Create a server
Diffusers’ pipelines can be used as an inference engine for a server. It supports concurrent and multithreaded requests to generate images that may be requested by multiple users at the same time.
This guide will show you how to use the StableDiffusion3Pipeline in a server, but feel free to use any pipeline you want.
Start by navigating to the examples/server
folder and installing all of the dependencies.
pip install . pip install -f requirements.txt
Launch the server with the following command.
python server.py
The server is accessed at http://localhost:8000. You can curl this model with the following command.
curl -X POST -H "Content-Type: application/json" --data '{"model": "something", "prompt": "a kitten in front of a fireplace"}' http://localhost:8000/v1/images/generations
If you need to upgrade some dependencies, you can use either pip-tools or uv. For example, upgrade the dependencies with uv
using the following command.
uv pip compile requirements.in -o requirements.txt
The server is built with FastAPI. The endpoint for v1/images/generations
is shown below.
@app.post("/v1/images/generations")
async def generate_image(image_input: TextToImageInput):
try:
loop = asyncio.get_event_loop()
scheduler = shared_pipeline.pipeline.scheduler.from_config(shared_pipeline.pipeline.scheduler.config)
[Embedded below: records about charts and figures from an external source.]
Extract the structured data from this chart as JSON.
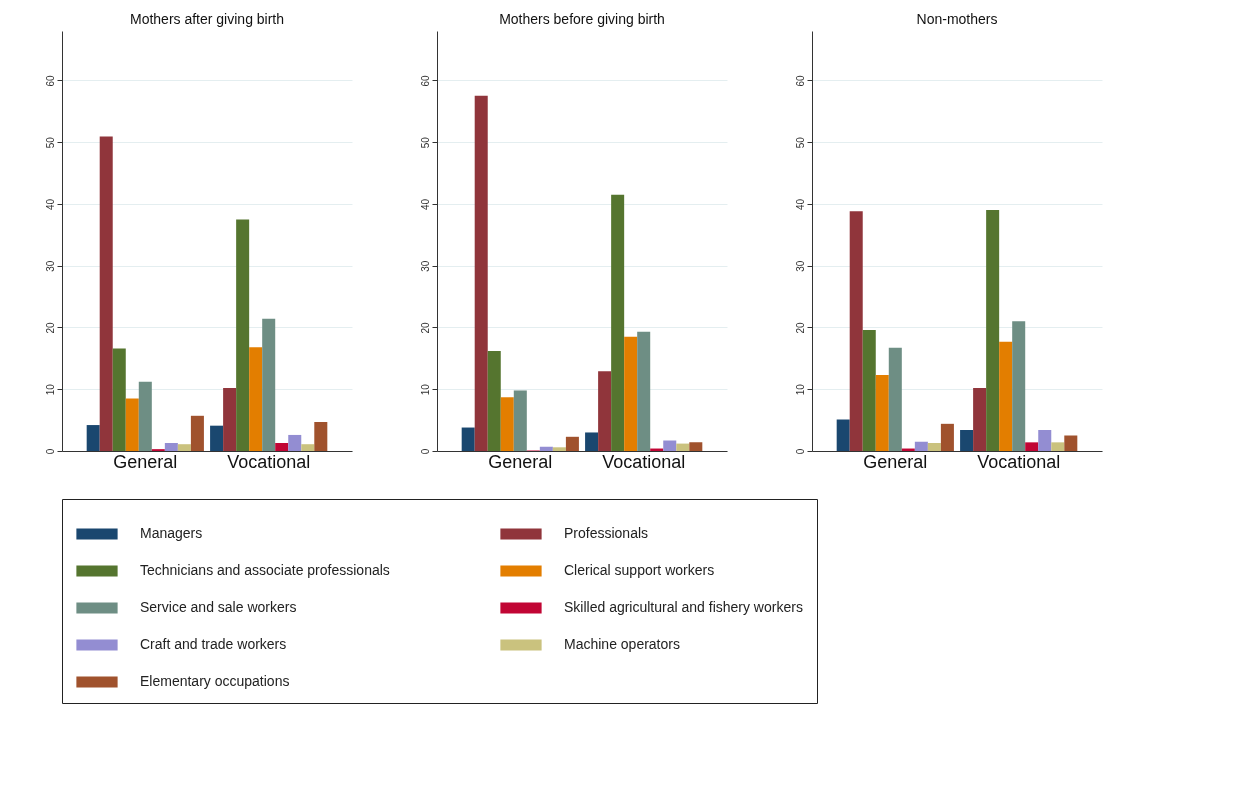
{
  "chart_data": [
    {
      "type": "bar",
      "title": "Mothers after giving birth",
      "categories": [
        "General",
        "Vocational"
      ],
      "ylim": [
        0,
        68
      ],
      "yticks": [
        0,
        10,
        20,
        30,
        40,
        50,
        60
      ],
      "grid": "y",
      "legend": "bottom",
      "series": [
        {
          "name": "Managers",
          "color": "#1a476f",
          "values": [
            4.2,
            4.1
          ]
        },
        {
          "name": "Professionals",
          "color": "#90353b",
          "values": [
            50.9,
            10.2
          ]
        },
        {
          "name": "Technicians and associate professionals",
          "color": "#55752f",
          "values": [
            16.6,
            37.5
          ]
        },
        {
          "name": "Clerical support workers",
          "color": "#e37e00",
          "values": [
            8.5,
            16.8
          ]
        },
        {
          "name": "Service and sale workers",
          "color": "#6e8e84",
          "values": [
            11.2,
            21.4
          ]
        },
        {
          "name": "Skilled agricultural and fishery workers",
          "color": "#c10534",
          "values": [
            0.3,
            1.3
          ]
        },
        {
          "name": "Craft and trade workers",
          "color": "#938dd2",
          "values": [
            1.3,
            2.6
          ]
        },
        {
          "name": "Machine operators",
          "color": "#cac27e",
          "values": [
            1.1,
            1.1
          ]
        },
        {
          "name": "Elementary occupations",
          "color": "#a0522d",
          "values": [
            5.7,
            4.7
          ]
        }
      ]
    },
    {
      "type": "bar",
      "title": "Mothers before giving birth",
      "categories": [
        "General",
        "Vocational"
      ],
      "ylim": [
        0,
        68
      ],
      "yticks": [
        0,
        10,
        20,
        30,
        40,
        50,
        60
      ],
      "grid": "y",
      "series": [
        {
          "color": "#1a476f",
          "values": [
            3.8,
            3.0
          ]
        },
        {
          "color": "#90353b",
          "values": [
            57.5,
            12.9
          ]
        },
        {
          "color": "#55752f",
          "values": [
            16.2,
            41.5
          ]
        },
        {
          "color": "#e37e00",
          "values": [
            8.7,
            18.5
          ]
        },
        {
          "color": "#6e8e84",
          "values": [
            9.8,
            19.3
          ]
        },
        {
          "color": "#c10534",
          "values": [
            0.1,
            0.4
          ]
        },
        {
          "color": "#938dd2",
          "values": [
            0.7,
            1.7
          ]
        },
        {
          "color": "#cac27e",
          "values": [
            0.6,
            1.2
          ]
        },
        {
          "color": "#a0522d",
          "values": [
            2.3,
            1.4
          ]
        }
      ]
    },
    {
      "type": "bar",
      "title": "Non-mothers",
      "categories": [
        "General",
        "Vocational"
      ],
      "ylim": [
        0,
        68
      ],
      "yticks": [
        0,
        10,
        20,
        30,
        40,
        50,
        60
      ],
      "grid": "y",
      "series": [
        {
          "color": "#1a476f",
          "values": [
            5.1,
            3.4
          ]
        },
        {
          "color": "#90353b",
          "values": [
            38.8,
            10.2
          ]
        },
        {
          "color": "#55752f",
          "values": [
            19.6,
            39.0
          ]
        },
        {
          "color": "#e37e00",
          "values": [
            12.3,
            17.7
          ]
        },
        {
          "color": "#6e8e84",
          "values": [
            16.7,
            21.0
          ]
        },
        {
          "color": "#c10534",
          "values": [
            0.4,
            1.4
          ]
        },
        {
          "color": "#938dd2",
          "values": [
            1.5,
            3.4
          ]
        },
        {
          "color": "#cac27e",
          "values": [
            1.3,
            1.4
          ]
        },
        {
          "color": "#a0522d",
          "values": [
            4.4,
            2.5
          ]
        }
      ]
    }
  ]
}
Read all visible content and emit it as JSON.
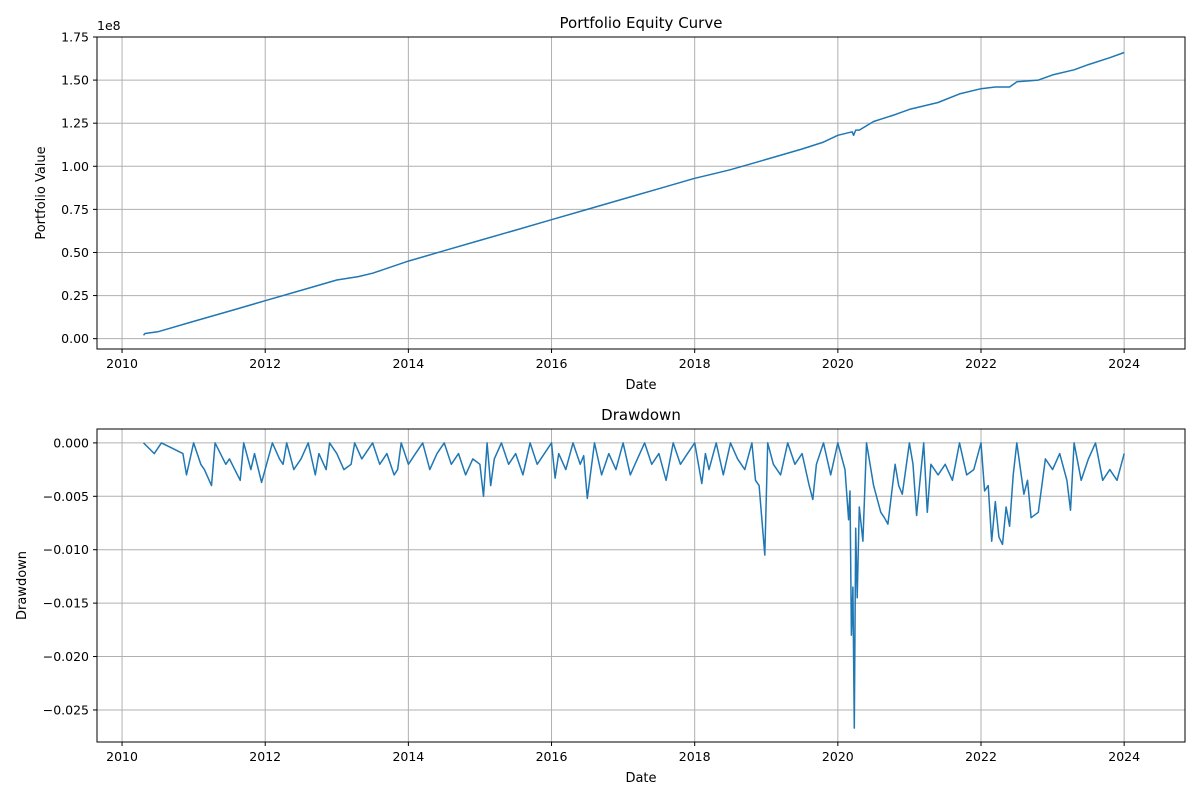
{
  "chart_data": [
    {
      "id": "equity",
      "type": "line",
      "title": "Portfolio Equity Curve",
      "xlabel": "Date",
      "ylabel": "Portfolio Value",
      "offset_text": "1e8",
      "grid": true,
      "xlim": [
        2009.65,
        2024.85
      ],
      "ylim": [
        -0.6,
        17.5
      ],
      "x_ticks": [
        2010,
        2012,
        2014,
        2016,
        2018,
        2020,
        2022,
        2024
      ],
      "x_tick_labels": [
        "2010",
        "2012",
        "2014",
        "2016",
        "2018",
        "2020",
        "2022",
        "2024"
      ],
      "y_ticks": [
        0,
        2.5,
        5,
        7.5,
        10,
        12.5,
        15,
        17.5
      ],
      "y_tick_labels": [
        "0.00",
        "0.25",
        "0.50",
        "0.75",
        "1.00",
        "1.25",
        "1.50",
        "1.75"
      ],
      "color": "#1f77b4",
      "series": [
        {
          "x": [
            2010.3,
            2010.32,
            2010.5,
            2011.0,
            2011.5,
            2012.0,
            2012.5,
            2013.0,
            2013.3,
            2013.5,
            2014.0,
            2014.5,
            2015.0,
            2015.5,
            2016.0,
            2016.5,
            2017.0,
            2017.5,
            2018.0,
            2018.3,
            2018.5,
            2019.0,
            2019.5,
            2019.8,
            2020.0,
            2020.2,
            2020.22,
            2020.25,
            2020.3,
            2020.5,
            2020.8,
            2021.0,
            2021.4,
            2021.7,
            2022.0,
            2022.2,
            2022.4,
            2022.5,
            2022.8,
            2023.0,
            2023.3,
            2023.5,
            2023.8,
            2024.0
          ],
          "y": [
            0.2,
            0.3,
            0.4,
            1.0,
            1.6,
            2.2,
            2.8,
            3.4,
            3.6,
            3.8,
            4.5,
            5.1,
            5.7,
            6.3,
            6.9,
            7.5,
            8.1,
            8.7,
            9.3,
            9.6,
            9.8,
            10.4,
            11.0,
            11.4,
            11.8,
            12.0,
            11.8,
            12.1,
            12.1,
            12.6,
            13.0,
            13.3,
            13.7,
            14.2,
            14.5,
            14.6,
            14.6,
            14.9,
            15.0,
            15.3,
            15.6,
            15.9,
            16.3,
            16.6
          ]
        }
      ]
    },
    {
      "id": "drawdown",
      "type": "line",
      "title": "Drawdown",
      "xlabel": "Date",
      "ylabel": "Drawdown",
      "grid": true,
      "xlim": [
        2009.65,
        2024.85
      ],
      "ylim": [
        -0.028,
        0.0013
      ],
      "x_ticks": [
        2010,
        2012,
        2014,
        2016,
        2018,
        2020,
        2022,
        2024
      ],
      "x_tick_labels": [
        "2010",
        "2012",
        "2014",
        "2016",
        "2018",
        "2020",
        "2022",
        "2024"
      ],
      "y_ticks": [
        0.0,
        -0.005,
        -0.01,
        -0.015,
        -0.02,
        -0.025
      ],
      "y_tick_labels": [
        "0.000",
        "−0.005",
        "−0.010",
        "−0.015",
        "−0.020",
        "−0.025"
      ],
      "color": "#1f77b4",
      "series": [
        {
          "x": [
            2010.3,
            2010.45,
            2010.55,
            2010.7,
            2010.85,
            2010.9,
            2011.0,
            2011.1,
            2011.15,
            2011.25,
            2011.3,
            2011.45,
            2011.5,
            2011.65,
            2011.7,
            2011.8,
            2011.85,
            2011.95,
            2012.1,
            2012.2,
            2012.25,
            2012.3,
            2012.4,
            2012.5,
            2012.6,
            2012.7,
            2012.75,
            2012.85,
            2012.9,
            2013.0,
            2013.1,
            2013.2,
            2013.25,
            2013.35,
            2013.4,
            2013.5,
            2013.6,
            2013.7,
            2013.8,
            2013.85,
            2013.9,
            2014.0,
            2014.1,
            2014.2,
            2014.3,
            2014.4,
            2014.5,
            2014.6,
            2014.7,
            2014.8,
            2014.9,
            2015.0,
            2015.05,
            2015.1,
            2015.15,
            2015.2,
            2015.3,
            2015.4,
            2015.5,
            2015.6,
            2015.65,
            2015.7,
            2015.8,
            2015.9,
            2016.0,
            2016.05,
            2016.1,
            2016.2,
            2016.3,
            2016.4,
            2016.45,
            2016.5,
            2016.6,
            2016.7,
            2016.8,
            2016.9,
            2017.0,
            2017.1,
            2017.2,
            2017.3,
            2017.4,
            2017.5,
            2017.6,
            2017.7,
            2017.8,
            2017.9,
            2018.0,
            2018.1,
            2018.15,
            2018.2,
            2018.3,
            2018.4,
            2018.5,
            2018.6,
            2018.7,
            2018.8,
            2018.85,
            2018.9,
            2018.98,
            2019.02,
            2019.1,
            2019.2,
            2019.3,
            2019.4,
            2019.5,
            2019.6,
            2019.65,
            2019.7,
            2019.8,
            2019.9,
            2020.0,
            2020.1,
            2020.15,
            2020.17,
            2020.19,
            2020.21,
            2020.23,
            2020.25,
            2020.27,
            2020.3,
            2020.35,
            2020.4,
            2020.5,
            2020.6,
            2020.65,
            2020.7,
            2020.8,
            2020.85,
            2020.9,
            2021.0,
            2021.05,
            2021.1,
            2021.2,
            2021.25,
            2021.3,
            2021.4,
            2021.5,
            2021.6,
            2021.7,
            2021.8,
            2021.9,
            2022.0,
            2022.05,
            2022.1,
            2022.15,
            2022.2,
            2022.25,
            2022.3,
            2022.35,
            2022.4,
            2022.45,
            2022.5,
            2022.6,
            2022.65,
            2022.7,
            2022.8,
            2022.9,
            2023.0,
            2023.1,
            2023.2,
            2023.25,
            2023.3,
            2023.4,
            2023.5,
            2023.6,
            2023.7,
            2023.8,
            2023.9,
            2024.0
          ],
          "y": [
            0.0,
            -0.001,
            0.0,
            -0.0005,
            -0.001,
            -0.003,
            0.0,
            -0.002,
            -0.0025,
            -0.004,
            0.0,
            -0.002,
            -0.0015,
            -0.0035,
            0.0,
            -0.0025,
            -0.001,
            -0.0037,
            0.0,
            -0.0015,
            -0.002,
            0.0,
            -0.0025,
            -0.0015,
            0.0,
            -0.003,
            -0.001,
            -0.0025,
            0.0,
            -0.001,
            -0.0025,
            -0.002,
            0.0,
            -0.0015,
            -0.001,
            0.0,
            -0.002,
            -0.001,
            -0.003,
            -0.0025,
            0.0,
            -0.002,
            -0.001,
            0.0,
            -0.0025,
            -0.001,
            0.0,
            -0.002,
            -0.001,
            -0.003,
            -0.0015,
            -0.002,
            -0.005,
            0.0,
            -0.004,
            -0.0015,
            0.0,
            -0.002,
            -0.001,
            -0.003,
            -0.0015,
            0.0,
            -0.002,
            -0.001,
            0.0,
            -0.0033,
            -0.001,
            -0.0025,
            0.0,
            -0.002,
            -0.0012,
            -0.0052,
            0.0,
            -0.003,
            -0.001,
            -0.0025,
            0.0,
            -0.003,
            -0.0015,
            0.0,
            -0.002,
            -0.001,
            -0.0035,
            0.0,
            -0.002,
            -0.001,
            0.0,
            -0.0038,
            -0.001,
            -0.0025,
            0.0,
            -0.003,
            0.0,
            -0.0015,
            -0.0025,
            0.0,
            -0.0035,
            -0.004,
            -0.0105,
            0.0,
            -0.002,
            -0.003,
            0.0,
            -0.002,
            -0.001,
            -0.004,
            -0.0053,
            -0.002,
            0.0,
            -0.003,
            0.0,
            -0.0025,
            -0.0072,
            -0.0045,
            -0.018,
            -0.0135,
            -0.0267,
            -0.008,
            -0.0145,
            -0.006,
            -0.0092,
            0.0,
            -0.004,
            -0.0065,
            -0.007,
            -0.0076,
            -0.002,
            -0.004,
            -0.0048,
            0.0,
            -0.002,
            -0.0068,
            0.0,
            -0.0065,
            -0.002,
            -0.003,
            -0.002,
            -0.0035,
            0.0,
            -0.003,
            -0.0025,
            0.0,
            -0.0045,
            -0.004,
            -0.0092,
            -0.0055,
            -0.0088,
            -0.0095,
            -0.006,
            -0.0078,
            -0.003,
            0.0,
            -0.0048,
            -0.0035,
            -0.007,
            -0.0065,
            -0.0015,
            -0.0025,
            -0.001,
            -0.0035,
            -0.0063,
            0.0,
            -0.0035,
            -0.0015,
            0.0,
            -0.0035,
            -0.0025,
            -0.0035,
            -0.001
          ]
        }
      ]
    }
  ]
}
pipeline = StableDiffusion3Pipeline.from_pipe(shared_pipeline.pipeline, scheduler=scheduler)
generator = torch.Generator(device="cuda")
generator.manual_seed(random.randint(0, 10000000))
output = await loop.run_in_executor(None, lambda: pipeline(image_input.prompt, generator = generator))
logger.info(f"output: {output}")
image_url = save_image(output.images[0])
return {"data": [{"url": image_url}]}
except Exception as e:
if isinstance(e, HTTPException):
raise e
elif hasattr(e, 'message'):
raise HTTPException(status_code=500, detail=e.message + traceback.format_exc())
raise HTTPException(status_code=500, detail=str(e) + traceback.format_exc())
The generate_image
function is defined as asynchronous with the async keyword so that FastAPI knows that whatever is happening in this function won’t necessarily return a result right away. Once it hits some point in the function that it needs to await some other Task, the main thread goes back to answering other HTTP requests. This is shown in the code below with the await keyword.
output = await loop.run_in_executor(None, lambda: pipeline(image_input.prompt, generator = generator))
At this point, the execution of the pipeline function is placed onto a new thread, and the main thread performs other things until a result is returned from the pipeline
.
Another important aspect of this implementation is creating a pipeline
from shared_pipeline
. The goal behind this is to avoid loading the underlying model more than once onto the GPU while still allowing for each new request that is running on a separate thread to have its own generator and scheduler. The scheduler, in particular, is not thread-safe, and it will cause errors like: IndexError: index 21 is out of bounds for dimension 0 with size 21
if you try to use the same scheduler across multiple threads.